Everyone is allowed to shape their lives how they see fit, they can let it go whatever way, good, bad, waste it, mess it up, even. All I would say that at the end of the road, on your deathbed, you will not think back of how great it was not to be willing to leave that nice house for all those years, or what a fantastic decision it was to hang onto the street with that mortgage-free house. What matters at the end of the day is the quality of life, the laughs, the joy, the warmth, who you shared it with, your loved ones. And at that point you would have spent a good portion of your life sharing your living space with someone you are - in best-case-scenario - detached from, - worst-case scenario: completely despise, actively hate. If that is the price to pay so one can afford the premium sourdough bread instead of the boring bloomer, I would want none of it. Leaving the fancy house, taking your side of the money and having to be somewhere smaller as a result, but not having to be with someone who actively chose to betray you, your trust and everything you guys built together? Yeah, that would be fair to me. Being on your own will always and forever trump being with the wrong person - and in this case, it's not even being "with", it's being next to, in the same living space. I keep saying this, but we have one life to live, and spending it this way is well, definitely a choice. Taking away the possibility to find happiness on your own, or heck, even build something new with someone, if that is something important.

And don't forget children - When there are kids in the picture too, don't think this setup is not damaging them. Growing up in a setup where it's normalised that their parents dont love each other, please don't think they don't sense the nuances of it.

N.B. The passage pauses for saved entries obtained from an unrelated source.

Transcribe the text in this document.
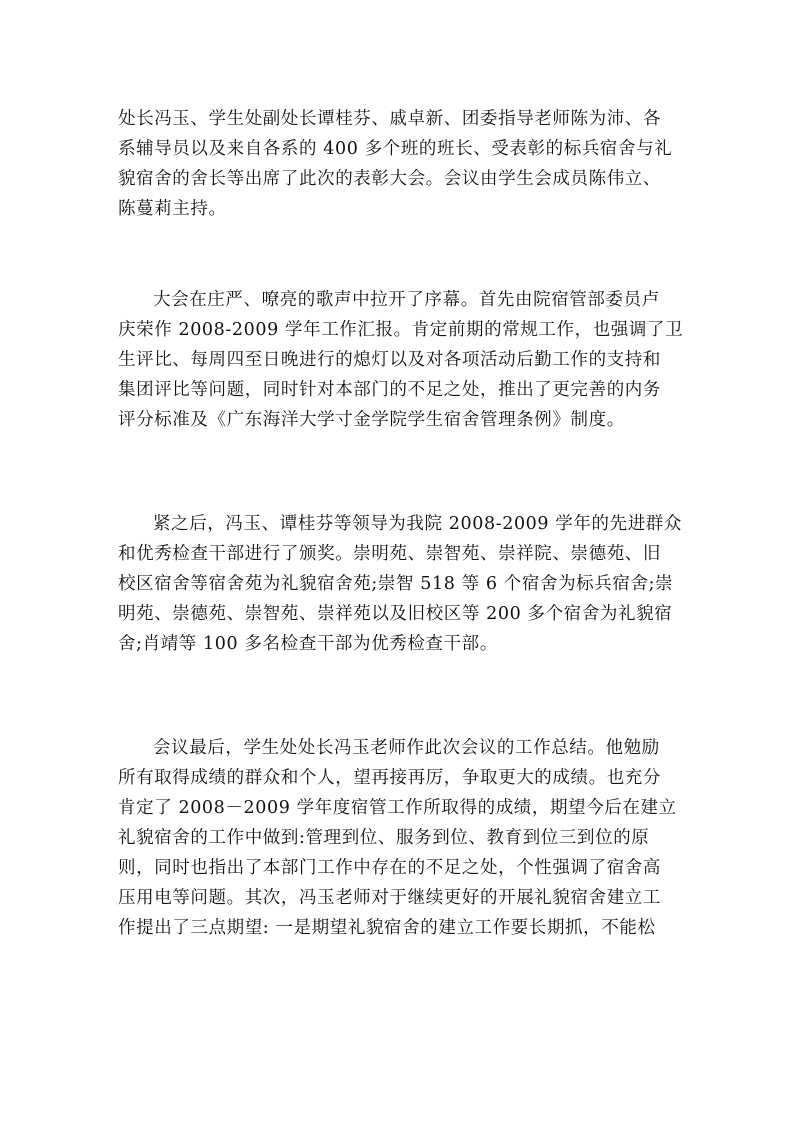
处长冯玉、学生处副处长谭桂芬、戚卓新、团委指导老师陈为沛、各
系辅导员以及来自各系的 400 多个班的班长、受表彰的标兵宿舍与礼
貌宿舍的舍长等出席了此次的表彰大会。会议由学生会成员陈伟立、
陈蔓莉主持。
大会在庄严、嘹亮的歌声中拉开了序幕。首先由院宿管部委员卢
庆荣作 2008-2009 学年工作汇报。肯定前期的常规工作，也强调了卫
生评比、每周四至日晚进行的熄灯以及对各项活动后勤工作的支持和
集团评比等问题，同时针对本部门的不足之处，推出了更完善的内务
评分标准及《广东海洋大学寸金学院学生宿舍管理条例》制度。
紧之后，冯玉、谭桂芬等领导为我院 2008-2009 学年的先进群众
和优秀检查干部进行了颁奖。崇明苑、崇智苑、崇祥院、崇德苑、旧
校区宿舍等宿舍苑为礼貌宿舍苑;崇智 518 等 6 个宿舍为标兵宿舍;崇
明苑、崇德苑、崇智苑、崇祥苑以及旧校区等 200 多个宿舍为礼貌宿
舍;肖靖等 100 多名检查干部为优秀检查干部。
会议最后，学生处处长冯玉老师作此次会议的工作总结。他勉励
所有取得成绩的群众和个人，望再接再厉，争取更大的成绩。也充分
肯定了 2008－2009 学年度宿管工作所取得的成绩，期望今后在建立
礼貌宿舍的工作中做到:管理到位、服务到位、教育到位三到位的原
则，同时也指出了本部门工作中存在的不足之处，个性强调了宿舍高
压用电等问题。其次，冯玉老师对于继续更好的开展礼貌宿舍建立工
作提出了三点期望: 一是期望礼貌宿舍的建立工作要长期抓，不能松
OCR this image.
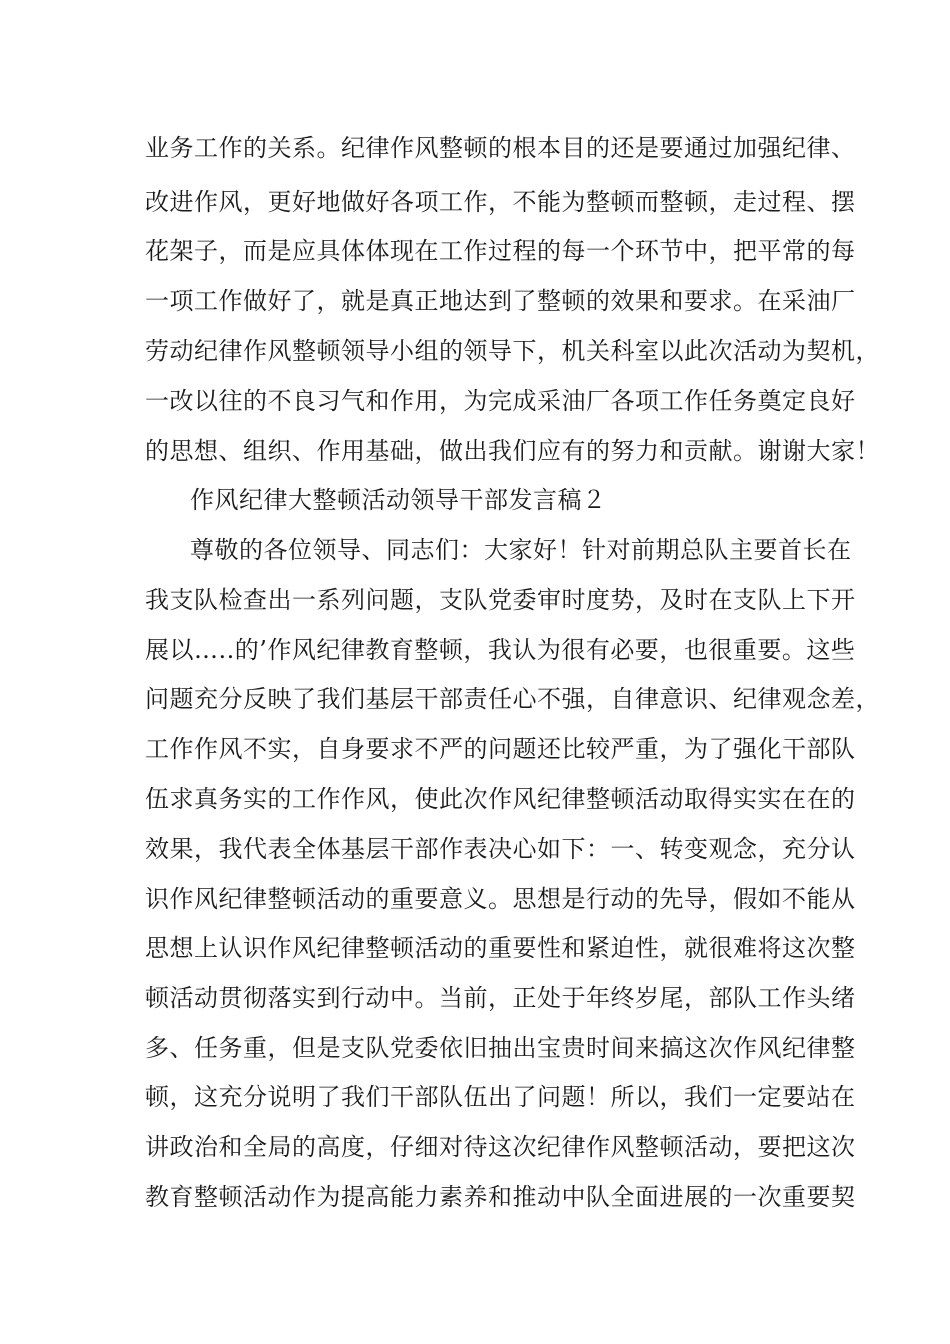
业务工作的关系。纪律作风整顿的根本目的还是要通过加强纪律、
改进作风，更好地做好各项工作，不能为整顿而整顿，走过程、摆
花架子，而是应具体体现在工作过程的每一个环节中，把平常的每
一项工作做好了，就是真正地达到了整顿的效果和要求。在采油厂
劳动纪律作风整顿领导小组的领导下，机关科室以此次活动为契机，
一改以往的不良习气和作用，为完成采油厂各项工作任务奠定良好
的思想、组织、作用基础，做出我们应有的努力和贡献。谢谢大家！
作风纪律大整顿活动领导干部发言稿２
尊敬的各位领导、同志们：大家好！针对前期总队主要首长在
我支队检查出一系列问题，支队党委审时度势，及时在支队上下开
展以…..的’作风纪律教育整顿，我认为很有必要，也很重要。这些
问题充分反映了我们基层干部责任心不强，自律意识、纪律观念差，
工作作风不实，自身要求不严的问题还比较严重，为了强化干部队
伍求真务实的工作作风，使此次作风纪律整顿活动取得实实在在的
效果，我代表全体基层干部作表决心如下：一、转变观念，充分认
识作风纪律整顿活动的重要意义。思想是行动的先导，假如不能从
思想上认识作风纪律整顿活动的重要性和紧迫性，就很难将这次整
顿活动贯彻落实到行动中。当前，正处于年终岁尾，部队工作头绪
多、任务重，但是支队党委依旧抽出宝贵时间来搞这次作风纪律整
顿，这充分说明了我们干部队伍出了问题！所以，我们一定要站在
讲政治和全局的高度，仔细对待这次纪律作风整顿活动，要把这次
教育整顿活动作为提高能力素养和推动中队全面进展的一次重要契
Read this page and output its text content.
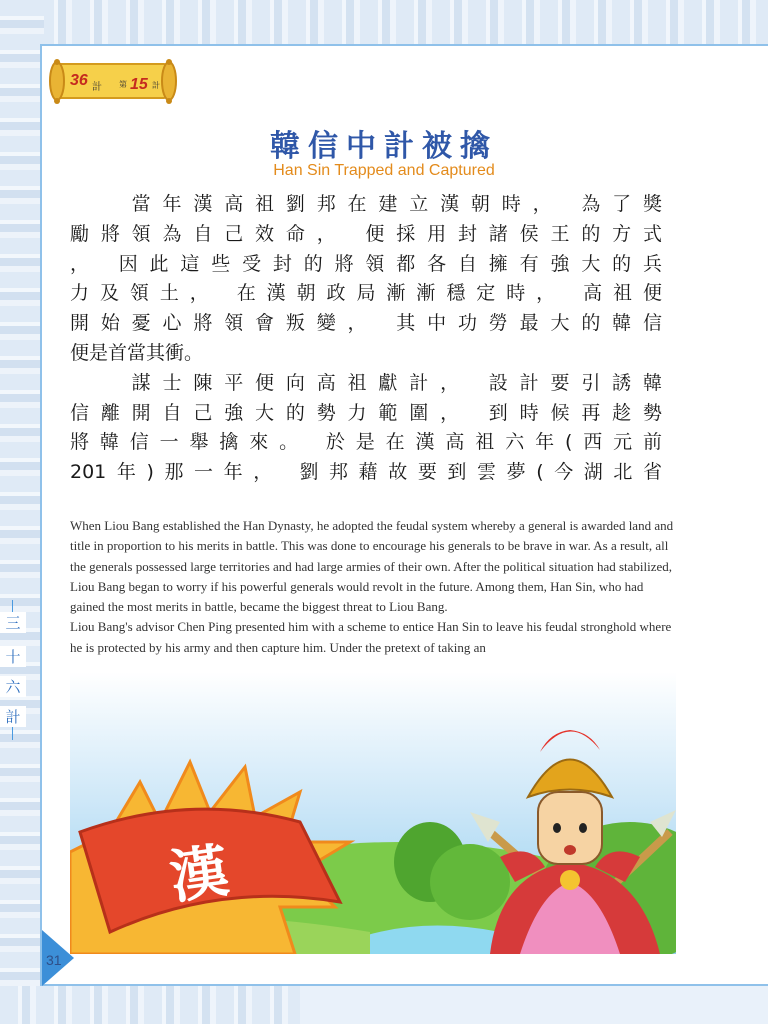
36 計 第 15 計
韓信中計被擒
Han Sin Trapped and Captured
　　當年漢高祖劉邦在建立漢朝時， 為了獎
勵將領為自己效命， 便採用封諸侯王的方式
， 因此這些受封的將領都各自擁有強大的兵
力及領土， 在漢朝政局漸漸穩定時， 高祖便
開始憂心將領會叛變， 其中功勞最大的韓信
便是首當其衝。
　　謀士陳平便向高祖獻計， 設計要引誘韓
信離開自己強大的勢力範圍， 到時候再趁勢
將韓信一舉擒來。 於是在漢高祖六年(西元前
201年)那一年， 劉邦藉故要到雲夢(今湖北省

When Liou Bang established the Han Dynasty, he adopted the feudal system whereby a general is awarded land and title in proportion to his merits in battle. This was done to encourage his generals to be brave in war. As a result, all the generals possessed large territories and had large armies of their own. After the political situation had stabilized, Liou Bang began to worry if his powerful generals would revolt in the future. Among them, Han Sin, who had gained the most merits in battle, became the biggest threat to Liou Bang.

Liou Bang's advisor Chen Ping presented him with a scheme to entice Han Sin to leave his feudal stronghold where he is protected by his army and then capture him. Under the pretext of taking an

漢
三
十
六
計
31
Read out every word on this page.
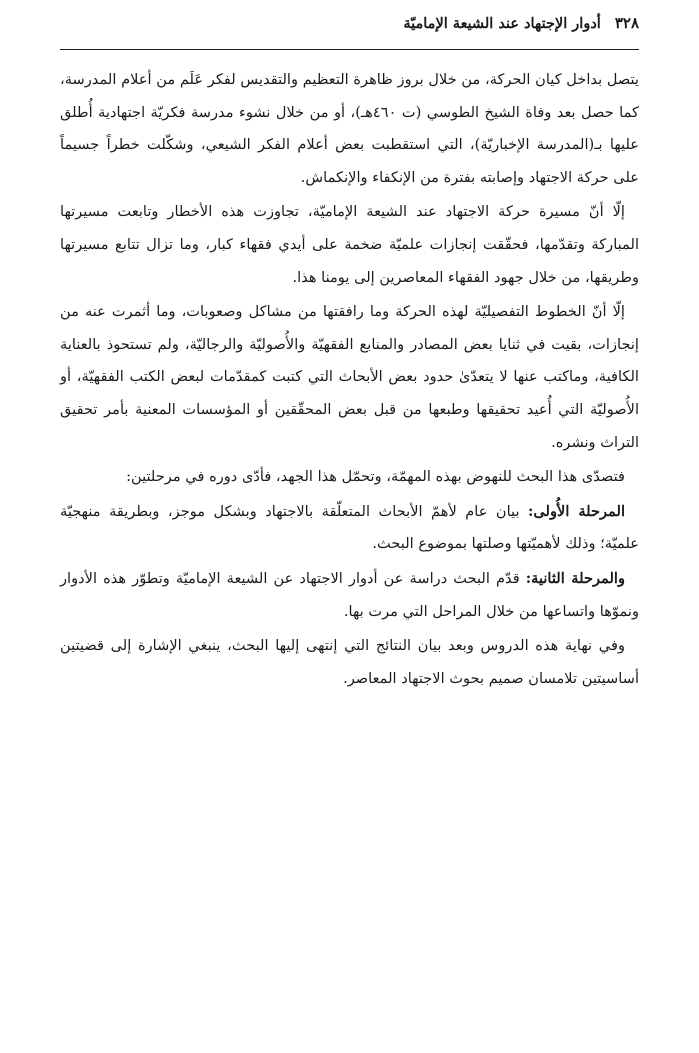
٣٢٨
أدوار الإجتهاد عند الشيعة الإماميّة

يتصل بداخل كيان الحركة، من خلال بروز ظاهرة التعظيم والتقديس لفكر عَلَم من أعلام المدرسة، كما حصل بعد وفاة الشيخ الطوسي (ت ٤٦٠هـ)، أو من خلال نشوء مدرسة فكريّة اجتهادية أُطلق عليها بـ(المدرسة الإخباريّة)، التي استقطبت بعض أعلام الفكر الشيعي، وشكّلت خطراً جسيماً على حركة الاجتهاد وإصابته بفترة من الإنكفاء والإنكماش.

إلّا أنّ مسيرة حركة الاجتهاد عند الشيعة الإماميّة، تجاوزت هذه الأخطار وتابعت مسيرتها المباركة وتقدّمها، فحقّقت إنجازات علميّة ضخمة على أيدي فقهاء كبار، وما تزال تتابع مسيرتها وطريقها، من خلال جهود الفقهاء المعاصرين إلى يومنا هذا.

إلّا أنّ الخطوط التفصيليّة لهذه الحركة وما رافقتها من مشاكل وصعوبات، وما أثمرت عنه من إنجازات، بقيت في ثنايا بعض المصادر والمنابع الفقهيّة والأُصوليّة والرجاليّة، ولم تستحوذ بالعناية الكافية، وماكتب عنها لا يتعدّىٰ حدود بعض الأبحاث التي كتبت كمقدّمات لبعض الكتب الفقهيّة، أو الأُصوليّة التي أُعيد تحقيقها وطبعها من قبل بعض المحقّقين أو المؤسسات المعنية بأمر تحقيق التراث ونشره.

فتصدّى هذا البحث للنهوض بهذه المهمّة، وتحمّل هذا الجهد، فأدّى دوره في مرحلتين:

المرحلة الأُولى: بيان عام لأهمّ الأبحاث المتعلّقة بالاجتهاد وبشكل موجز، وبطريقة منهجيّة علميّة؛ وذلك لأهميّتها وصلتها بموضوع البحث.

والمرحلة الثانية: قدّم البحث دراسة عن أدوار الاجتهاد عن الشيعة الإماميّة وتطوّر هذه الأدوار ونموّها واتساعها من خلال المراحل التي مرت بها.

وفي نهاية هذه الدروس وبعد بيان النتائج التي إنتهى إليها البحث، ينبغي الإشارة إلى قضيتين أساسيتين تلامسان صميم بحوث الاجتهاد المعاصر.
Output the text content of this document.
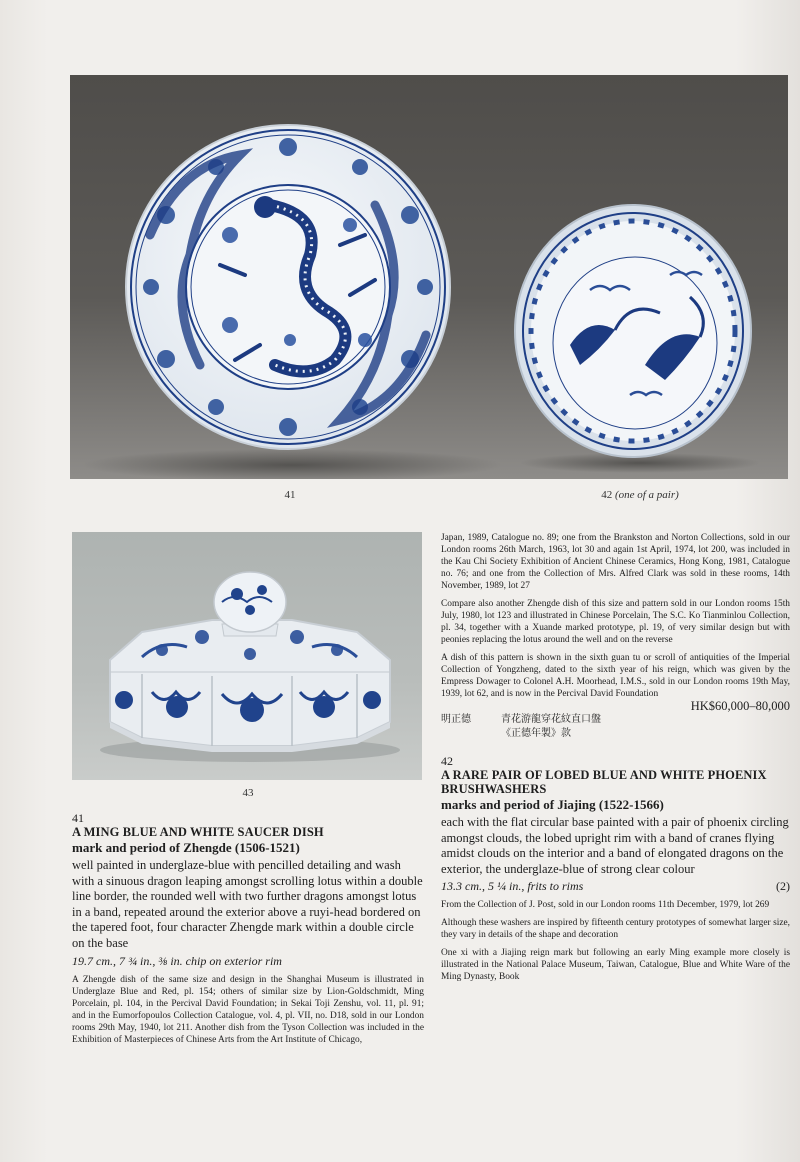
41	42 (one of a pair)
43
41
A MING BLUE AND WHITE SAUCER DISH
mark and period of Zhengde (1506-1521)
well painted in underglaze-blue with pencilled detailing and wash with a sinuous dragon leaping amongst scrolling lotus within a double line border, the rounded well with two further dragons amongst lotus in a band, repeated around the exterior above a ruyi-head bordered on the tapered foot, four character Zhengde mark within a double circle on the base
19.7 cm., 7 ¾ in., ⅜ in. chip on exterior rim
A Zhengde dish of the same size and design in the Shanghai Museum is illustrated in Underglaze Blue and Red, pl. 154; others of similar size by Lion-Goldschmidt, Ming Porcelain, pl. 104, in the Percival David Foundation; in Sekai Toji Zenshu, vol. 11, pl. 91; and in the Eumorfopoulos Collection Catalogue, vol. 4, pl. VII, no. D18, sold in our London rooms 29th May, 1940, lot 211. Another dish from the Tyson Collection was included in the Exhibition of Masterpieces of Chinese Arts from the Art Institute of Chicago,
Japan, 1989, Catalogue no. 89; one from the Brankston and Norton Collections, sold in our London rooms 26th March, 1963, lot 30 and again 1st April, 1974, lot 200, was included in the Kau Chi Society Exhibition of Ancient Chinese Ceramics, Hong Kong, 1981, Catalogue no. 76; and one from the Collection of Mrs. Alfred Clark was sold in these rooms, 14th November, 1989, lot 27
Compare also another Zhengde dish of this size and pattern sold in our London rooms 15th July, 1980, lot 123 and illustrated in Chinese Porcelain, The S.C. Ko Tianminlou Collection, pl. 34, together with a Xuande marked prototype, pl. 19, of very similar design but with peonies replacing the lotus around the well and on the reverse
A dish of this pattern is shown in the sixth guan tu or scroll of antiquities of the Imperial Collection of Yongzheng, dated to the sixth year of his reign, which was given by the Empress Dowager to Colonel A.H. Moorhead, I.M.S., sold in our London rooms 19th May, 1939, lot 62, and is now in the Percival David Foundation
HK$60,000–80,000
明正德	青花游龍穿花紋直口盤
《正德年製》款
42
A RARE PAIR OF LOBED BLUE AND WHITE PHOENIX BRUSHWASHERS
marks and period of Jiajing (1522-1566)
each with the flat circular base painted with a pair of phoenix circling amongst clouds, the lobed upright rim with a band of cranes flying amidst clouds on the interior and a band of elongated dragons on the exterior, the underglaze-blue of strong clear colour
13.3 cm., 5 ¼ in., frits to rims	(2)
From the Collection of J. Post, sold in our London rooms 11th December, 1979, lot 269
Although these washers are inspired by fifteenth century prototypes of somewhat larger size, they vary in details of the shape and decoration
One xi with a Jiajing reign mark but following an early Ming example more closely is illustrated in the National Palace Museum, Taiwan, Catalogue, Blue and White Ware of the Ming Dynasty, Book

Heck, if they grow up with this as normal, it could lead to them living a life like that later on. And ask yourself, in all honesty, would you suggest to your own child to stay put in a relationship like that? No, no you would not. Yes, daughter, stay with that serial cheater pig, at least you get to go to Italy every Summer.

MarilynMerlot · 28/06/2026 10:38

I don't think she didn't know about you, I think she tried to bounce a decision by sending you the proof, either thinking you'd chuck him out or he'd leave. Obviously that hasn't happened because they rarely leave unless they're forced too, it's too comforting to have the cosy home life and the sexy forbidden fun at the same time, cake-eating dopamine babies that they are.

I'd line up those ducks and play it as cool as I could on the surface, whilst planning long-term for just you and the kids. It won't change.

iamnotalemon · 28/06/2026 10:42

MeetMeOnTheCorner · 28/06/2026 09:33

@Spaghettimonsta F off! My life and my decisions! How dare you!

Why don’t you direct that anger at your husband instead?